A heartfelt THANKS to everyone who joined us for the launch of Core Samples: Poems from Northwestern Ontario on Wednesday 11th May 2011 7 pm at the Prince Arthur Hotel

If you missed us, don't despair. Books are still available. Check out our page on purchasing Core Samples. Also, please meander through our blog to find out more about our poetry group, Para-Tactics, and our first collaborative
book, Core Samples.


About Sue Blott


Sue and her son, Dane, at Kakabeka Falls, Ontario
Born in Yorkshire, England and a writer in many genres, Sue Blott considers herself a poet at heart. She’s won prizes in NOWW’s annual contests and participates in Random Acts of Poetry.
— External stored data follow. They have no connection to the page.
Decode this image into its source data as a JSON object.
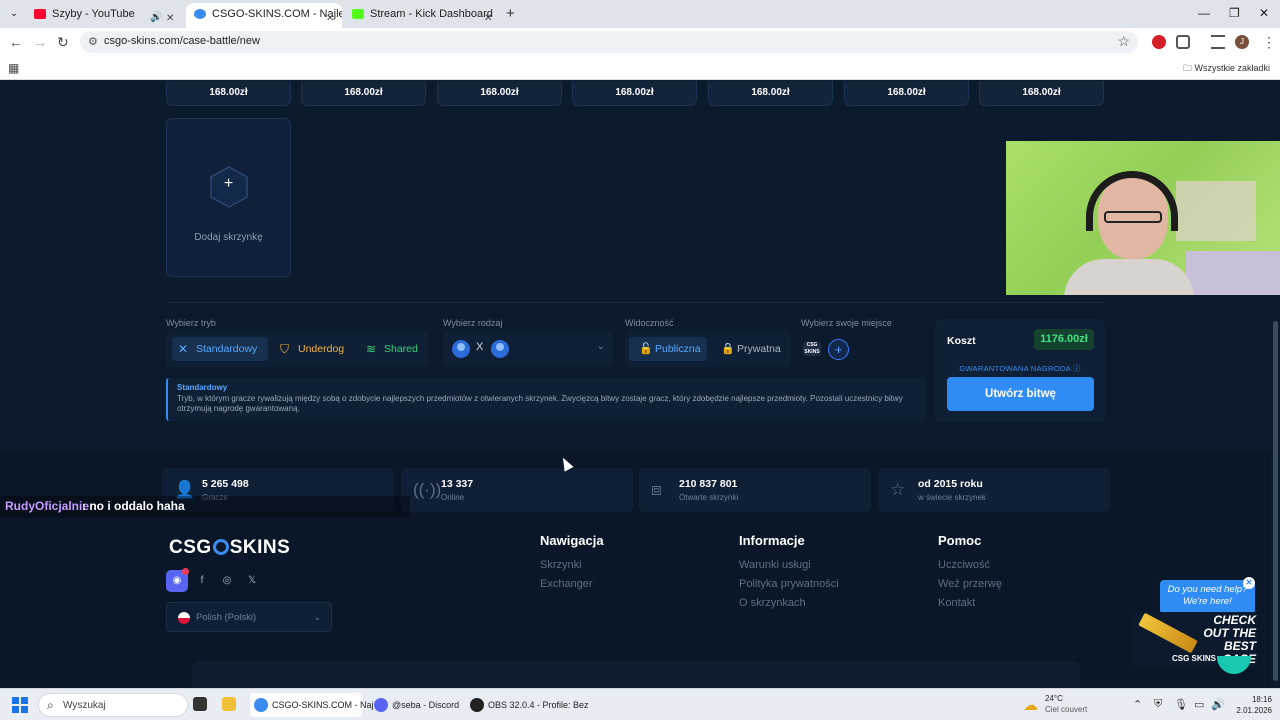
{
  "browser": {
    "tabs": [
      {
        "title": "Szyby - YouTube",
        "favicon_color": "#ff0033",
        "active": false
      },
      {
        "title": "CSGO-SKINS.COM - Najlepsze",
        "favicon_color": "#3a8cf0",
        "active": true
      },
      {
        "title": "Stream - Kick Dashboard",
        "favicon_color": "#53fc18",
        "active": false
      }
    ],
    "url": "csgo-skins.com/case-battle/new",
    "bookmarks_all": "Wszystkie zakładki",
    "profile_initial": "J"
  },
  "cases": {
    "prices": [
      "168.00zł",
      "168.00zł",
      "168.00zł",
      "168.00zł",
      "168.00zł",
      "168.00zł",
      "168.00zł"
    ],
    "add_label": "Dodaj skrzynkę",
    "add_symbol": "+"
  },
  "settings": {
    "mode_label": "Wybierz tryb",
    "modes": [
      "Standardowy",
      "Underdog",
      "Shared"
    ],
    "selected_mode": "Standardowy",
    "kind_label": "Wybierz rodzaj",
    "kind_separator": "X",
    "visibility_label": "Widoczność",
    "visibility": [
      "Publiczna",
      "Prywatna"
    ],
    "selected_visibility": "Publiczna",
    "seat_label": "Wybierz swoje miejsce",
    "seat_logo": "CSG SKINS"
  },
  "cost": {
    "label": "Koszt",
    "value": "1176.00zł",
    "guaranteed": "GWARANTOWANA NAGRODA",
    "create_button": "Utwórz bitwę"
  },
  "info": {
    "title": "Standardowy",
    "description": "Tryb, w którym gracze rywalizują między sobą o zdobycie najlepszych przedmiotów z otwieranych skrzynek. Zwycięzcą bitwy zostaje gracz, który zdobędzie najlepsze przedmioty. Pozostali uczestnicy bitwy otrzymują nagrodę gwarantowaną."
  },
  "stats": [
    {
      "value": "5 265 498",
      "label": "Gracze",
      "icon": "user-icon"
    },
    {
      "value": "13 337",
      "label": "Online",
      "icon": "broadcast-icon"
    },
    {
      "value": "210 837 801",
      "label": "Otwarte skrzynki",
      "icon": "box-icon"
    },
    {
      "value": "od 2015 roku",
      "label": "w świecie skrzynek",
      "icon": "star-icon"
    }
  ],
  "chat": {
    "user": "RudyOficjalnie",
    "message": ": no i oddalo haha"
  },
  "footer": {
    "logo_left": "CSG",
    "logo_right": "SKINS",
    "language": "Polish (Polski)",
    "columns": [
      {
        "title": "Nawigacja",
        "links": [
          "Skrzynki",
          "Exchanger"
        ]
      },
      {
        "title": "Informacje",
        "links": [
          "Warunki usługi",
          "Polityka prywatności",
          "O skrzynkach"
        ]
      },
      {
        "title": "Pomoc",
        "links": [
          "Uczciwość",
          "Weź przerwę",
          "Kontakt"
        ]
      }
    ]
  },
  "help_widget": {
    "bubble": "Do you need help? We're here!",
    "promo": "CHECK OUT THE BEST CASE",
    "brand": "CSG SKINS"
  },
  "taskbar": {
    "search_placeholder": "Wyszukaj",
    "apps": [
      {
        "label": "CSGO-SKINS.COM - Naj",
        "color": "#3a8cf0"
      },
      {
        "label": "@seba - Discord",
        "color": "#5865f2"
      },
      {
        "label": "OBS 32.0.4 - Profile: Bez",
        "color": "#222222"
      }
    ],
    "weather_temp": "24°C",
    "weather_desc": "Ciel couvert",
    "time": "18:16",
    "date": "2.01.2026"
  }
}
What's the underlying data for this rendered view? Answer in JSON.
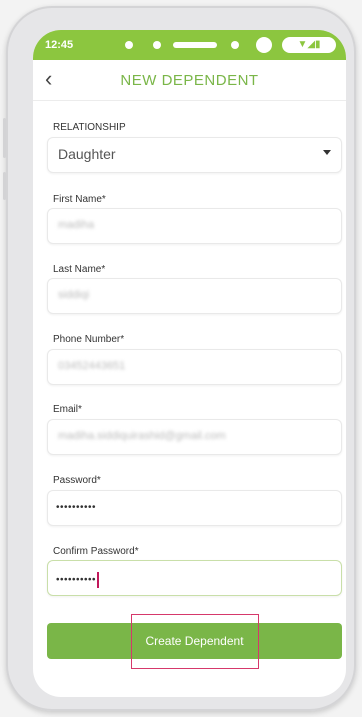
{
  "status": {
    "time": "12:45",
    "icons": "▼◢▮"
  },
  "header": {
    "back_icon": "‹",
    "title": "NEW DEPENDENT"
  },
  "form": {
    "relationship": {
      "label": "RELATIONSHIP",
      "value": "Daughter"
    },
    "first_name": {
      "label": "First Name*",
      "value": "madiha"
    },
    "last_name": {
      "label": "Last Name*",
      "value": "siddiqi"
    },
    "phone": {
      "label": "Phone Number*",
      "value": "03452443651"
    },
    "email": {
      "label": "Email*",
      "value": "madiha.siddiquirashid@gmail.com"
    },
    "password": {
      "label": "Password*",
      "value": "••••••••••"
    },
    "confirm_password": {
      "label": "Confirm Password*",
      "value": "••••••••••"
    }
  },
  "actions": {
    "create_label": "Create Dependent"
  },
  "colors": {
    "accent": "#7ab648",
    "highlight": "#d6386b"
  }
}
As a member of the Thunder Bay Writers’ Guild, she’s had fiction published in two short story anthologies. She feels especially fortunate belonging to a poetry group with the established, talented poets in Core Samples.
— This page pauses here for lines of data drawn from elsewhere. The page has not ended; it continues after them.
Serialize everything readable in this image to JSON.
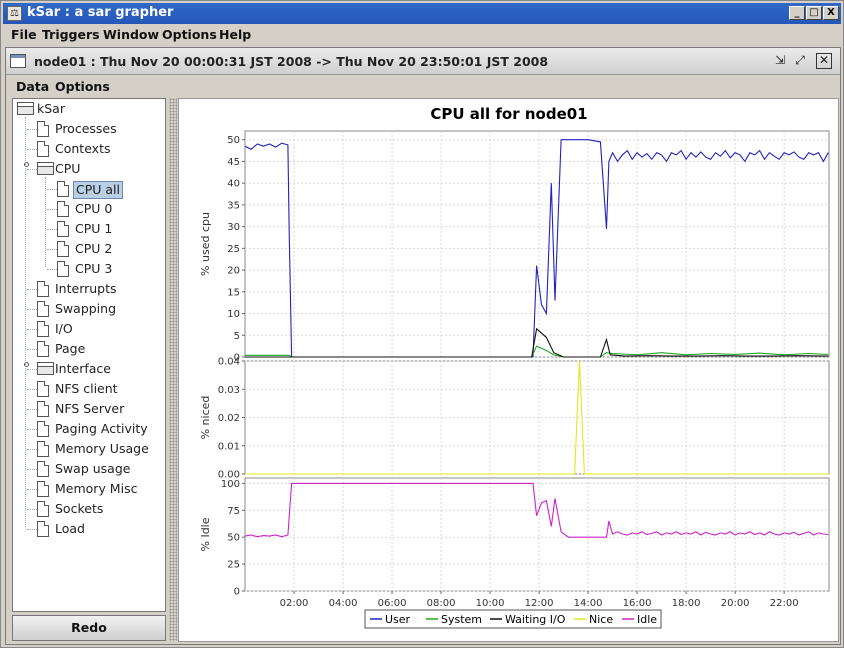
{
  "window": {
    "title": "kSar : a sar grapher",
    "controls": [
      "_",
      "□",
      "X"
    ]
  },
  "menubar": [
    "File",
    "Triggers",
    "Window",
    "Options",
    "Help"
  ],
  "inner_window": {
    "title": "node01 : Thu Nov 20 00:00:31 JST 2008 -> Thu Nov 20 23:50:01 JST 2008",
    "menus": [
      "Data",
      "Options"
    ]
  },
  "tree": {
    "root": "kSar",
    "items": [
      {
        "label": "Processes",
        "type": "leaf",
        "level": 1
      },
      {
        "label": "Contexts",
        "type": "leaf",
        "level": 1
      },
      {
        "label": "CPU",
        "type": "folder",
        "level": 1
      },
      {
        "label": "CPU all",
        "type": "leaf",
        "level": 2,
        "selected": true
      },
      {
        "label": "CPU 0",
        "type": "leaf",
        "level": 2
      },
      {
        "label": "CPU 1",
        "type": "leaf",
        "level": 2
      },
      {
        "label": "CPU 2",
        "type": "leaf",
        "level": 2
      },
      {
        "label": "CPU 3",
        "type": "leaf",
        "level": 2
      },
      {
        "label": "Interrupts",
        "type": "leaf",
        "level": 1
      },
      {
        "label": "Swapping",
        "type": "leaf",
        "level": 1
      },
      {
        "label": "I/O",
        "type": "leaf",
        "level": 1
      },
      {
        "label": "Page",
        "type": "leaf",
        "level": 1
      },
      {
        "label": "Interface",
        "type": "folder",
        "level": 1
      },
      {
        "label": "NFS client",
        "type": "leaf",
        "level": 1
      },
      {
        "label": "NFS Server",
        "type": "leaf",
        "level": 1
      },
      {
        "label": "Paging Activity",
        "type": "leaf",
        "level": 1
      },
      {
        "label": "Memory Usage",
        "type": "leaf",
        "level": 1
      },
      {
        "label": "Swap usage",
        "type": "leaf",
        "level": 1
      },
      {
        "label": "Memory Misc",
        "type": "leaf",
        "level": 1
      },
      {
        "label": "Sockets",
        "type": "leaf",
        "level": 1
      },
      {
        "label": "Load",
        "type": "leaf",
        "level": 1
      }
    ]
  },
  "redo_label": "Redo",
  "colors": {
    "user": "#2222bb",
    "system": "#22aa22",
    "waiting_io": "#111111",
    "nice": "#e6e61e",
    "idle": "#cc22cc"
  },
  "chart_data": {
    "type": "line",
    "title": "CPU all for node01",
    "x_ticks": [
      "02:00",
      "04:00",
      "06:00",
      "08:00",
      "10:00",
      "12:00",
      "14:00",
      "16:00",
      "18:00",
      "20:00",
      "22:00"
    ],
    "x_range_hours": [
      0,
      23.83
    ],
    "subplots": [
      {
        "ylabel": "% used cpu",
        "ylim": [
          0,
          52
        ],
        "y_ticks": [
          "0",
          "5",
          "10",
          "15",
          "20",
          "25",
          "30",
          "35",
          "40",
          "45",
          "50"
        ],
        "series": [
          {
            "name": "User",
            "color": "#2222bb",
            "x": [
              0,
              0.25,
              0.5,
              0.75,
              1.0,
              1.25,
              1.5,
              1.75,
              1.8,
              1.9,
              11.75,
              11.9,
              12.1,
              12.3,
              12.5,
              12.65,
              12.9,
              13.1,
              13.3,
              13.5,
              13.7,
              14.0,
              14.5,
              14.75,
              14.85,
              15.0,
              15.2,
              15.4,
              15.6,
              15.8,
              16.0,
              16.2,
              16.4,
              16.6,
              16.8,
              17.0,
              17.2,
              17.4,
              17.6,
              17.8,
              18.0,
              18.2,
              18.4,
              18.6,
              18.8,
              19.0,
              19.2,
              19.4,
              19.6,
              19.8,
              20.0,
              20.2,
              20.4,
              20.6,
              20.8,
              21.0,
              21.2,
              21.4,
              21.6,
              21.8,
              22.0,
              22.2,
              22.4,
              22.6,
              22.8,
              23.0,
              23.2,
              23.4,
              23.6,
              23.8
            ],
            "y": [
              48.5,
              47.8,
              49,
              48.5,
              49,
              48.3,
              49.2,
              48.8,
              30,
              0,
              0,
              21,
              12,
              10,
              40,
              13,
              50,
              50,
              50,
              50,
              50,
              50,
              49.5,
              29.5,
              45,
              47,
              45,
              46.5,
              47.5,
              45.5,
              47,
              46,
              46.8,
              45.5,
              47,
              46.5,
              45,
              47,
              46.5,
              47.5,
              45.5,
              47,
              46,
              47.2,
              46,
              45.5,
              47,
              46.2,
              47.5,
              45.8,
              47,
              46.5,
              45,
              47,
              46.5,
              47.5,
              45.5,
              47,
              46.2,
              45.5,
              47,
              46.5,
              47.2,
              46,
              45.5,
              47,
              46.5,
              47,
              45,
              47
            ]
          },
          {
            "name": "System",
            "color": "#22aa22",
            "x": [
              0,
              1.8,
              1.9,
              11.7,
              11.9,
              12.3,
              12.6,
              13.0,
              14.5,
              14.75,
              15.0,
              16.0,
              17.0,
              18.0,
              19.0,
              20.0,
              21.0,
              22.0,
              23.0,
              23.8
            ],
            "y": [
              0.4,
              0.4,
              0,
              0,
              2.5,
              1.5,
              0.5,
              0,
              0,
              1.0,
              0.8,
              0.5,
              1.0,
              0.5,
              0.8,
              0.6,
              0.9,
              0.5,
              0.8,
              0.6
            ]
          },
          {
            "name": "Waiting I/O",
            "color": "#111111",
            "x": [
              0,
              1.8,
              1.9,
              11.7,
              11.9,
              12.3,
              12.6,
              13.0,
              14.5,
              14.75,
              14.9,
              15.5,
              16.5,
              17.5,
              18.5,
              19.5,
              20.5,
              21.5,
              22.5,
              23.8
            ],
            "y": [
              0,
              0,
              0,
              0,
              6.5,
              4.5,
              1.0,
              0,
              0,
              4.0,
              0.5,
              0.2,
              0.3,
              0.2,
              0.2,
              0.3,
              0.2,
              0.2,
              0.3,
              0.2
            ]
          }
        ]
      },
      {
        "ylabel": "% niced",
        "ylim": [
          0,
          0.04
        ],
        "y_ticks": [
          "0.00",
          "0.01",
          "0.02",
          "0.03",
          "0.04"
        ],
        "series": [
          {
            "name": "Nice",
            "color": "#e6e61e",
            "x": [
              0,
              13.45,
              13.65,
              13.85,
              23.83
            ],
            "y": [
              0,
              0,
              0.04,
              0,
              0
            ]
          }
        ]
      },
      {
        "ylabel": "% Idle",
        "ylim": [
          0,
          105
        ],
        "y_ticks": [
          "0",
          "25",
          "50",
          "75",
          "100"
        ],
        "series": [
          {
            "name": "Idle",
            "color": "#cc22cc",
            "x": [
              0,
              0.25,
              0.5,
              0.75,
              1.0,
              1.25,
              1.5,
              1.75,
              1.9,
              11.75,
              11.9,
              12.1,
              12.3,
              12.5,
              12.65,
              12.9,
              13.2,
              14.0,
              14.5,
              14.75,
              14.85,
              15.0,
              15.2,
              15.4,
              15.6,
              15.8,
              16.0,
              16.2,
              16.4,
              16.6,
              16.8,
              17.0,
              17.2,
              17.4,
              17.6,
              17.8,
              18.0,
              18.2,
              18.4,
              18.6,
              18.8,
              19.0,
              19.2,
              19.4,
              19.6,
              19.8,
              20.0,
              20.2,
              20.4,
              20.6,
              20.8,
              21.0,
              21.2,
              21.4,
              21.6,
              21.8,
              22.0,
              22.2,
              22.4,
              22.6,
              22.8,
              23.0,
              23.2,
              23.4,
              23.6,
              23.8
            ],
            "y": [
              51,
              52,
              50.5,
              51.5,
              51,
              52,
              50.5,
              52,
              100,
              100,
              70,
              82,
              84,
              60,
              86,
              55,
              50,
              50,
              50,
              50,
              65,
              53,
              55,
              53,
              52,
              54,
              53,
              55,
              52.5,
              53.5,
              55,
              52,
              54,
              53,
              55,
              52.5,
              54,
              53,
              55,
              52,
              54.5,
              53,
              52,
              54,
              53,
              55,
              52,
              54,
              53,
              55,
              52.5,
              54,
              52,
              55,
              53,
              52,
              54,
              53,
              54.5,
              52,
              53.5,
              55,
              52,
              54,
              53,
              52.5
            ]
          }
        ]
      }
    ],
    "legend": [
      "User",
      "System",
      "Waiting I/O",
      "Nice",
      "Idle"
    ],
    "legend_position": "bottom-center",
    "grid": true
  }
}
Prize winning poems by Sue Blott:

Lovers’ Lane


I’ve nicknamed my walking path
Lovers’ Lane this spring.

A messy crow’s nest
perches on a hydro tower
and two crows teeter
on spruce tree tops
like charred stars.
They flap black wings
and caw caw a warning
as the dog and I stroll by.

Between railways tracks,
a pair of Canada geese
crane ringed necks
to watch us pass.
Further along another pair,
less brave,
waddle over steel tracks
and down an embankment
as they scold us
with their honking.

In a driveway
on an intersecting street,
a red-clad toddler
be-bops to the road.
Behind, her parents cluck,
“Come here. Stay close!”

All the birds quiet
and still themselves
to listen.


What Else?


On the back steps, my black dog lies,
fur drenched by the rising sun.
With his eyes closed, his nose twitches
sensing seasons change.
What else to do, this August morn,
but sit beside him sipping tea?

A Mingling Moment


As Emily Brontë walked Yorkshire Moors
with her mastiff, Keeper,
braving fierce northern gales,
which must have ripped through
all her best woollen clothes
to ravage her innermost folds,
so I walk on cracked-egg tarmac
with my black mongrel, Rascal,
down to the Kaministiquia River,
frozen with whorls like heart prints,
beyond which Mount McKay looms
and beckons with native mysticism.
A rattle of bridge iron
and a drone of transports
combines with a moan from ice floes;
I imagine it is Emily’s skeleton creaking
while her spirit emits a restless groan.
A poem comes whistling on the wind.
“Here, Keeper!” I call and,
in a mingling moment,
see a purple span of heather,
hear sheep bleating
and feel the yearning of  a poet’s soul
by a river in northern Ontario.


Rogue


October: our anniversary month.
To celebrate our bond of dog and human,
we’ve gone with the wind
on a walk together
towards a gold-cloaked mountain.
As a nameless soul
from Animal Control,
a newspaper ad dubbed you
‘A Perfect Gentleman.’
More appropriately,
I could have named you
Shadow, Sweep or Blackie,
but I saw a glint in your eyes
of  a reckless spirit
and the tilt of your chin
reminded me
of defiance, Rhett-Butler-style.
So, I called you
Rogue.

 

Parallel Tracks


Solitary walks
by railways tracks
keep me close
to my father who,
solitary, walks
in open fields
and schoolyards.



2 comments:

  1. i adore the way your words evoke long forgotten memories in my head, never stop.